In an elegant series of experiments, he set out to see if the same metabolic pathway existed when intestinal bacteria break down dietary lecithin in humans. The researchers fed healthy subjects labeled lecithin before and after suppressing intestinal bacteria with antibiotics. They observed an increase in TMAO after eating labeled lecithin before antibiotic administration, but not after. This proved that TMAO production was dependent on the gut bacteria.
The team then analyzed the relationship between fasting blood TMAO levels and major adverse cardiovascular events over three years of follow-up in 4,007 subjects. Indeed, they found that elevated TMAO levels were associated with a significantly increased risk of these events.
Most importantly, the TMAO level predicted cardiovascular risk independent of traditional risk factors. In other words, TMAO levels identified CVD risk in subjects who looked good on traditional tests such as blood cholesterol, triglycerides and angiographic reading.

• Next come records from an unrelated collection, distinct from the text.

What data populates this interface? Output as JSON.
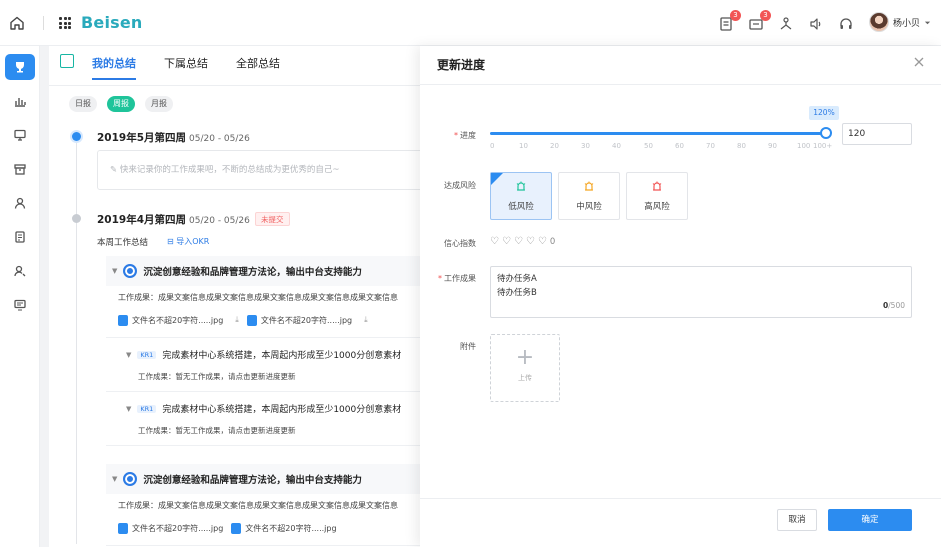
{
  "topbar": {
    "logo": "Beisen",
    "badges": [
      "3",
      "3"
    ],
    "user_name": "杨小贝"
  },
  "tabs": {
    "mine": "我的总结",
    "subordinate": "下属总结",
    "all": "全部总结"
  },
  "periods": {
    "daily": "日报",
    "weekly": "周报",
    "monthly": "月报"
  },
  "weeks": [
    {
      "title": "2019年5月第四周",
      "range": "05/20 - 05/26",
      "placeholder": "快来记录你的工作成果吧，不断的总结成为更优秀的自己~"
    },
    {
      "title": "2019年4月第四周",
      "range": "05/20 - 05/26",
      "status": "未提交"
    }
  ],
  "summary": {
    "label": "本周工作总结",
    "import_okr": "导入OKR"
  },
  "objectives": [
    {
      "title": "沉淀创意经验和品牌管理方法论，输出中台支持能力",
      "result": "工作成果：成果文案信息成果文案信息成果文案信息成果文案信息成果文案信息",
      "files": [
        "文件名不超20字符.....jpg",
        "文件名不超20字符.....jpg"
      ],
      "krs": [
        {
          "tag": "KR1",
          "title": "完成素材中心系统搭建，本周起内形成至少1000分创意素材",
          "sub": "工作成果：暂无工作成果，请点击更新进度更新"
        },
        {
          "tag": "KR1",
          "title": "完成素材中心系统搭建，本周起内形成至少1000分创意素材",
          "sub": "工作成果：暂无工作成果，请点击更新进度更新"
        }
      ]
    },
    {
      "title": "沉淀创意经验和品牌管理方法论，输出中台支持能力",
      "result": "工作成果：成果文案信息成果文案信息成果文案信息成果文案信息成果文案信息",
      "files": [
        "文件名不超20字符.....jpg",
        "文件名不超20字符.....jpg"
      ]
    }
  ],
  "panel": {
    "title": "更新进度",
    "progress_label": "进度",
    "progress_value": "120",
    "progress_tip": "120%",
    "ticks": [
      "0",
      "10",
      "20",
      "30",
      "40",
      "50",
      "60",
      "70",
      "80",
      "90",
      "100",
      "100+"
    ],
    "risk_label": "达成风险",
    "risks": [
      "低风险",
      "中风险",
      "高风险"
    ],
    "risk_colors": [
      "#1fc49a",
      "#f5a623",
      "#f25555"
    ],
    "confidence_label": "信心指数",
    "confidence_value": "0",
    "result_label": "工作成果",
    "result_lines": [
      "待办任务A",
      "待办任务B"
    ],
    "counter_used": "0",
    "counter_max": "/500",
    "attach_label": "附件",
    "upload_label": "上传",
    "cancel": "取消",
    "confirm": "确定"
  }
}
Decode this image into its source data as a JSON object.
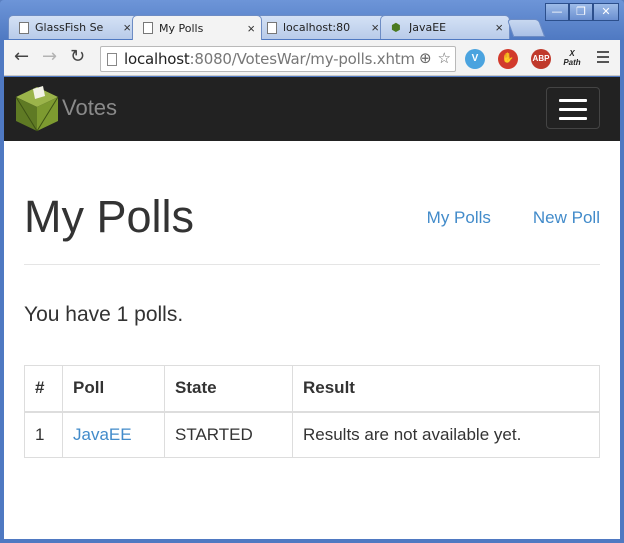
{
  "window": {
    "controls": [
      "—",
      "❐",
      "✕"
    ]
  },
  "tabs": [
    {
      "title": "GlassFish Se",
      "close": "×",
      "icon": "page-icon",
      "active": false
    },
    {
      "title": "My Polls",
      "close": "×",
      "icon": "page-icon",
      "active": true
    },
    {
      "title": "localhost:80",
      "close": "×",
      "icon": "page-icon",
      "active": false
    },
    {
      "title": "JavaEE",
      "close": "×",
      "icon": "votes-favicon",
      "active": false
    }
  ],
  "toolbar": {
    "back": "←",
    "forward": "→",
    "reload": "↻",
    "url_host": "localhost",
    "url_rest": ":8080/VotesWar/my-polls.xhtml",
    "extensions": {
      "v": "V",
      "stop": "✋",
      "abp": "ABP",
      "xpath": "X Path"
    }
  },
  "navbar": {
    "brand": "Votes"
  },
  "page": {
    "title": "My Polls",
    "links": {
      "my_polls": "My Polls",
      "new_poll": "New Poll"
    },
    "summary": "You have 1 polls."
  },
  "table": {
    "headers": [
      "#",
      "Poll",
      "State",
      "Result"
    ],
    "rows": [
      {
        "num": "1",
        "poll": "JavaEE",
        "state": "STARTED",
        "result": "Results are not available yet."
      }
    ]
  },
  "colors": {
    "navbar_bg": "#222222",
    "link": "#428bca",
    "window_frame": "#4f79c2"
  }
}
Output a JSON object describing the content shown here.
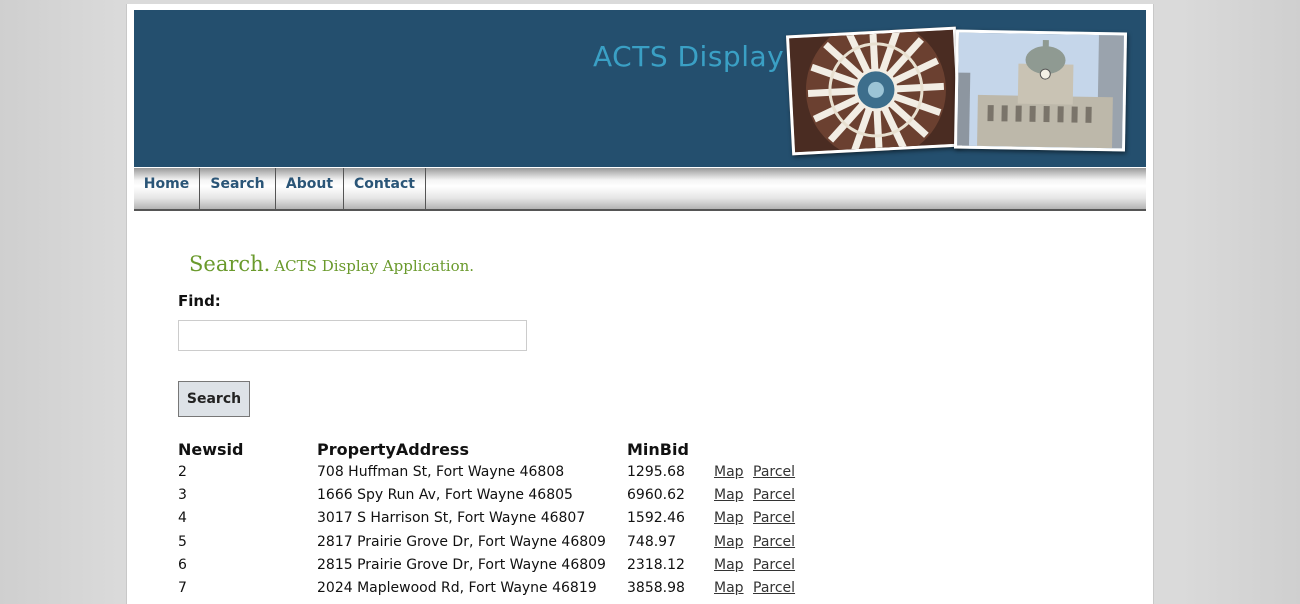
{
  "header": {
    "title": "ACTS Display"
  },
  "nav": {
    "items": [
      {
        "label": "Home"
      },
      {
        "label": "Search"
      },
      {
        "label": "About"
      },
      {
        "label": "Contact"
      }
    ]
  },
  "main": {
    "heading": "Search.",
    "subheading": "ACTS Display Application.",
    "find_label": "Find:",
    "find_value": "",
    "search_button": "Search"
  },
  "table": {
    "columns": [
      "Newsid",
      "PropertyAddress",
      "MinBid"
    ],
    "link_map": "Map",
    "link_parcel": "Parcel",
    "rows": [
      {
        "newsid": "2",
        "address": "708 Huffman St, Fort Wayne 46808",
        "minbid": "1295.68"
      },
      {
        "newsid": "3",
        "address": "1666 Spy Run Av, Fort Wayne 46805",
        "minbid": "6960.62"
      },
      {
        "newsid": "4",
        "address": "3017 S Harrison St, Fort Wayne 46807",
        "minbid": "1592.46"
      },
      {
        "newsid": "5",
        "address": "2817 Prairie Grove Dr, Fort Wayne 46809",
        "minbid": "748.97"
      },
      {
        "newsid": "6",
        "address": "2815 Prairie Grove Dr, Fort Wayne 46809",
        "minbid": "2318.12"
      },
      {
        "newsid": "7",
        "address": "2024 Maplewood Rd, Fort Wayne 46819",
        "minbid": "3858.98"
      }
    ]
  },
  "colors": {
    "header_bg": "#244f6e",
    "title": "#3aa0c5",
    "heading": "#6a9a2c",
    "nav_text": "#2a5577"
  }
}
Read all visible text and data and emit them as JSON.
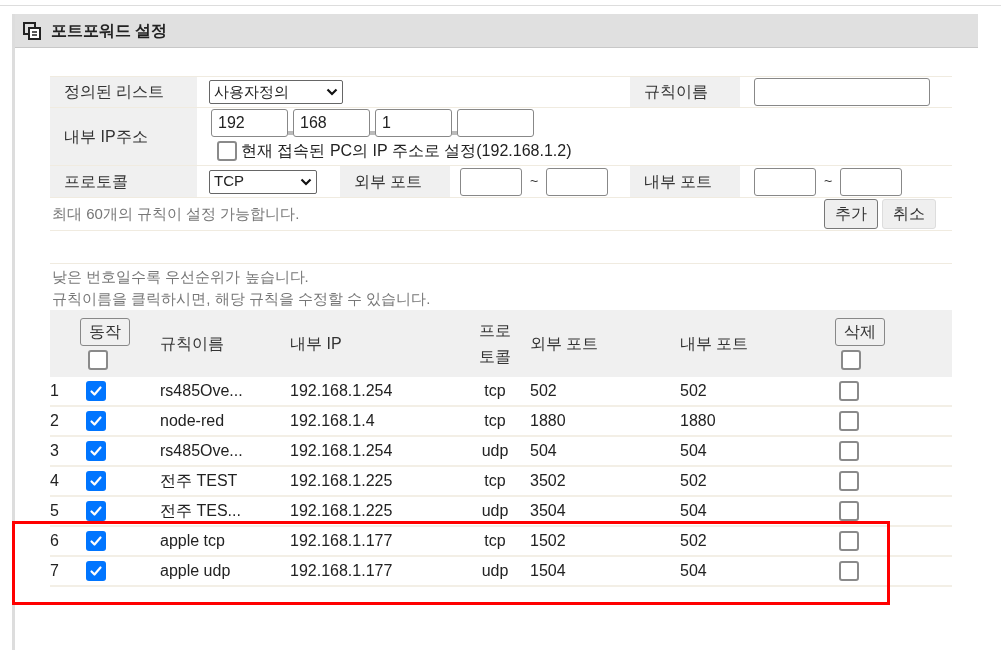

These findings have game-changing implications. TMAO blood levels may soon overshadow cholesterol and other traditional markers as the most sensitive indicators of CVD risk. From a therapeutic standpoint, probiotics that suppress the growth of those bacterial populations that have been implicated in TMAO production may define the next generation of cardiac medications.
However the significance of this research extends beyond CVD, reframing models of both health and disease. We now realize there is a complex ecology in both our internal and external worlds. Both possess sensitive balances that affect our biology. The focus of medicine will shift to a new meta-organism defined by resident bacterial populations and their human host.
The concept of diet has also been forever changed. We do not dine alone. Bacterial guests, constant companions at our communal meals, co-author our physiology. Future diets will recommend foods that promote the growth of healthy bacterial populations.
The story of symbiosis, a sort of biological mergers and acquisitions, has a long history. In fact the origin of more complex cells (eukaryotic) that have their own energy source (mitochondria) began with symbiosis. Over a billion years ago one type of bacteria ate another type. Rather than digesting this other bacteria, a new combined entity emerged that had adaptive advantages for both. This allowed life to move out of the ocean onto land, ushering in a new era on earth. These new improved cells were the ancestors of all multicellular organisms including our own species.
Like the cell, we are the products of a kind of symbiosis. In this way we recapitulate the evolution of our own building blocks.